Ragam
Hukum untuk Manusia, Bila Tak Miliki Nilai Keadilan Hukum Perlu dirombak
Menurut Jaksa Agung, tema yang diangkat tersebut menurut hematnya sangat relevan dengan dinamika perkembangan hukum di Indonesia dewasa ini
Pantausidang, Jakarta – Jaksa Agung RI Burhanuddin mengatakan bahwa hukum dan institusi adalah untuk manusia, apabila hukum itu tidak memiliki nilai keadilan yang dirasakan oleh masyarakat maka hukum itu perlu dirombak atau bahkan dihapuskan.
Hal itu disampaikan saat pidato sambutan Pengukuhan Profesor Kehormatan Universitas Pendidikan Indonesia Bidang Ilmu Hukum, Prof. (H.C.) Dr. Asep N. Mulyana, S.H., M.Hum. dengan pidato ilmiah yang bertemakan “Rancang Bangun Model Integratif Penegakan Hukum Terhadap Kejahatan Korporasi Dan Bisnis”.
Menurut Jaksa Agung, tema yang diangkat tersebut menurut hematnya sangat relevan dengan dinamika perkembangan hukum di Indonesia dewasa ini.

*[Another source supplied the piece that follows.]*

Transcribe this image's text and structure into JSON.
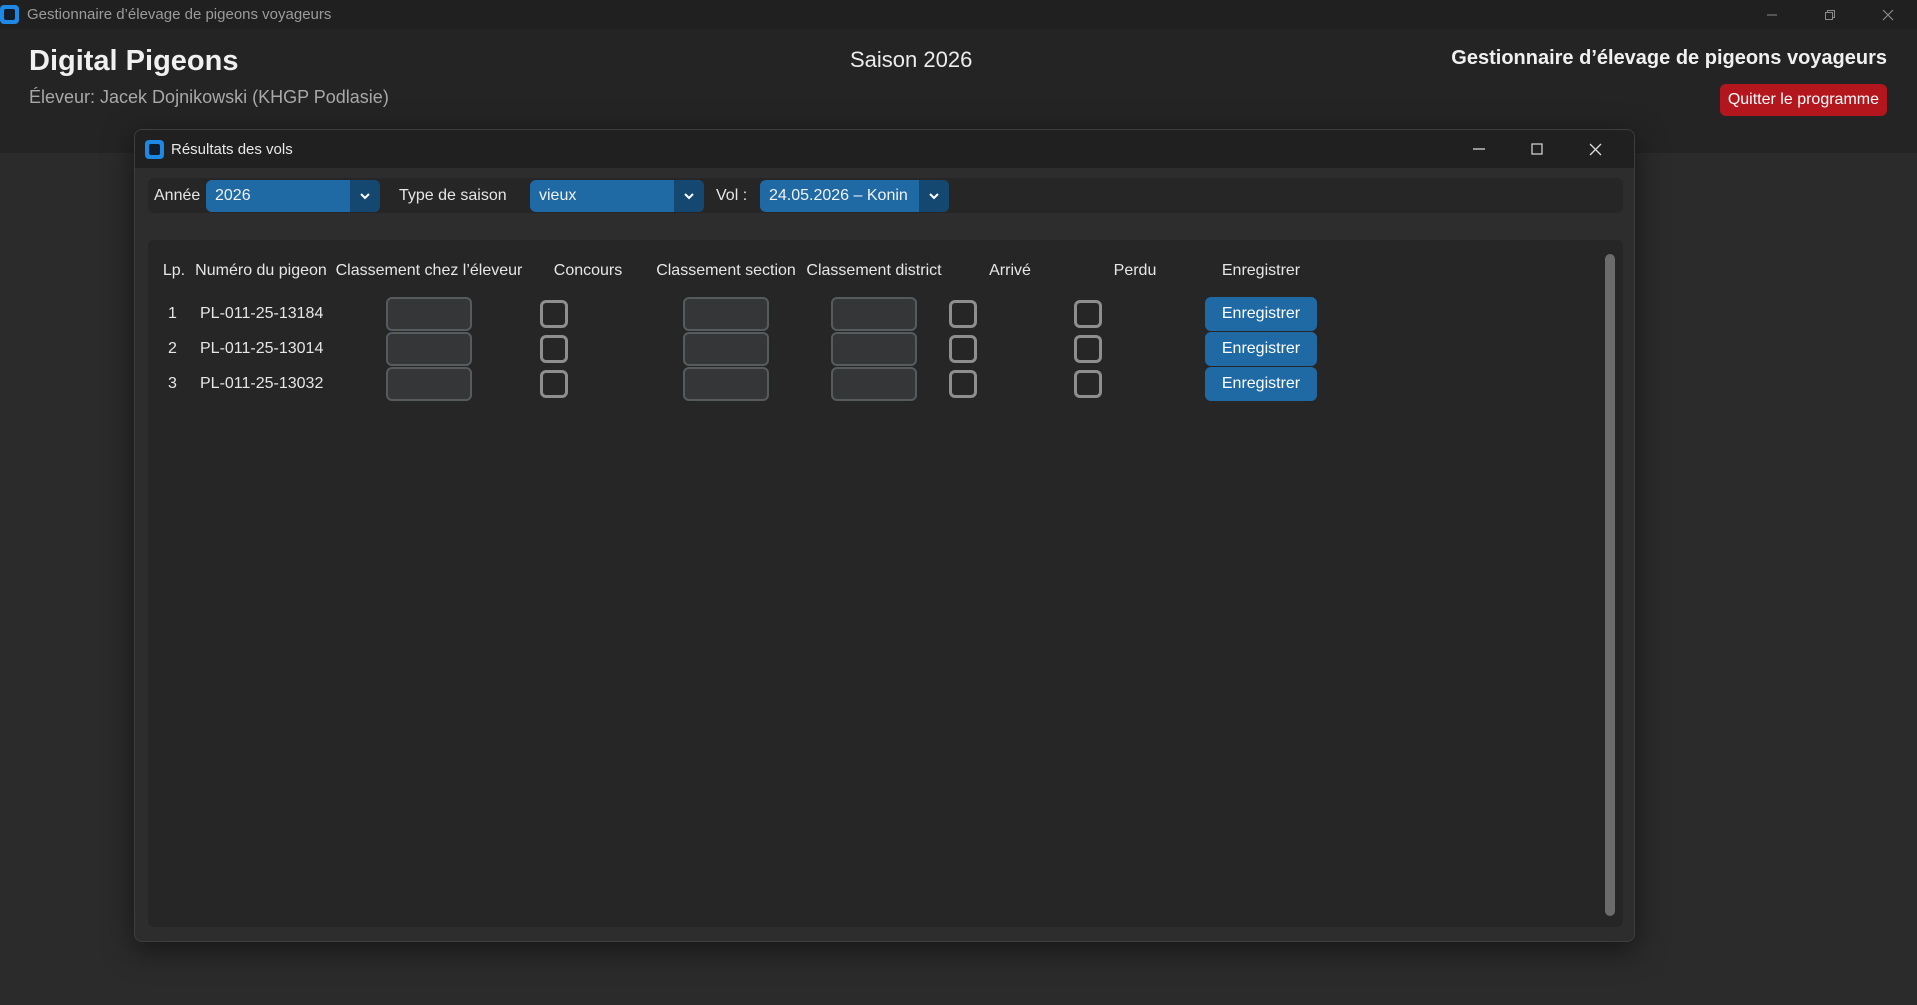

“Keadilan sebagai kebajikan utama umat manusia, mengharuskan terciptanya kebenaran dan keadilan di dalam masyarakat, dan upaya manusia tersebut tidak bisa diganggu gugat,” ujar Jaksa Agung Burhanuddin, Jumat, 19 Agustus 2022.
Jaksa Agung menuturkan, keadilan pada dasarnya adalah suatu konsep yang relatif, setiap orang tidak sama dalam memaknai keadilan. Adil menurut seseorang belum tentu adil bagi seseorang lainnya.
Ketika seseorang menyatakan bahwa ia berlaku adil, maka keadilan yang diciptakan tersebut haruslah relevan dengan ketertiban umum dimana nilai keadilan tersebut diakui oleh masyarakat.
“Nilai keadilan sangat bervariasi dari satu tempat ke tempat lain, setiap nilai keadilan didefinisikan oleh masyarakat sesuai dengan ketertiban umum dari masyarakat tersebut,” tuturnya.
Dia melanjutkan, dikarenakan sifatnya yang relatif tersebut, maka definisi keadilan hingga saat ini masih beragam.
“Dimana para ahli ilmu hukum, memiliki pandangan dan pendapatnya masing-masing,” lanjutnya.
Jaksa Agung juga menjelaskan, teori keadilan dalam ranah hukum pidana mengalami perubahan paradigma, yang dimulai di Eropa Barat sejak tahun 1990, yang mencoba mengubah paradigma hukum pidana dari keadilan retributif yang berorientasi pada pembalasan menjadi keadilan korektif, keadilan rehabilitatif, keadilan restoratif, dan menuju keadilan transformatif.
Perkembangan dalam penegakan hukum dengan menggunakan pendekatan keadilan restoratif kerap disamakan dengan keadilan transformatif.
Bahkan M. Kay Harris menyamakan antara keadilan restoratif dan keadilan transformatif dengan mengatakan,
“keadilan restoratif dan keadilan transformatif merupakan satu hal dengan dua nama, dan perlu dipahami bahwa penyebutan istilah antara keduanya dapat saling digunakan”.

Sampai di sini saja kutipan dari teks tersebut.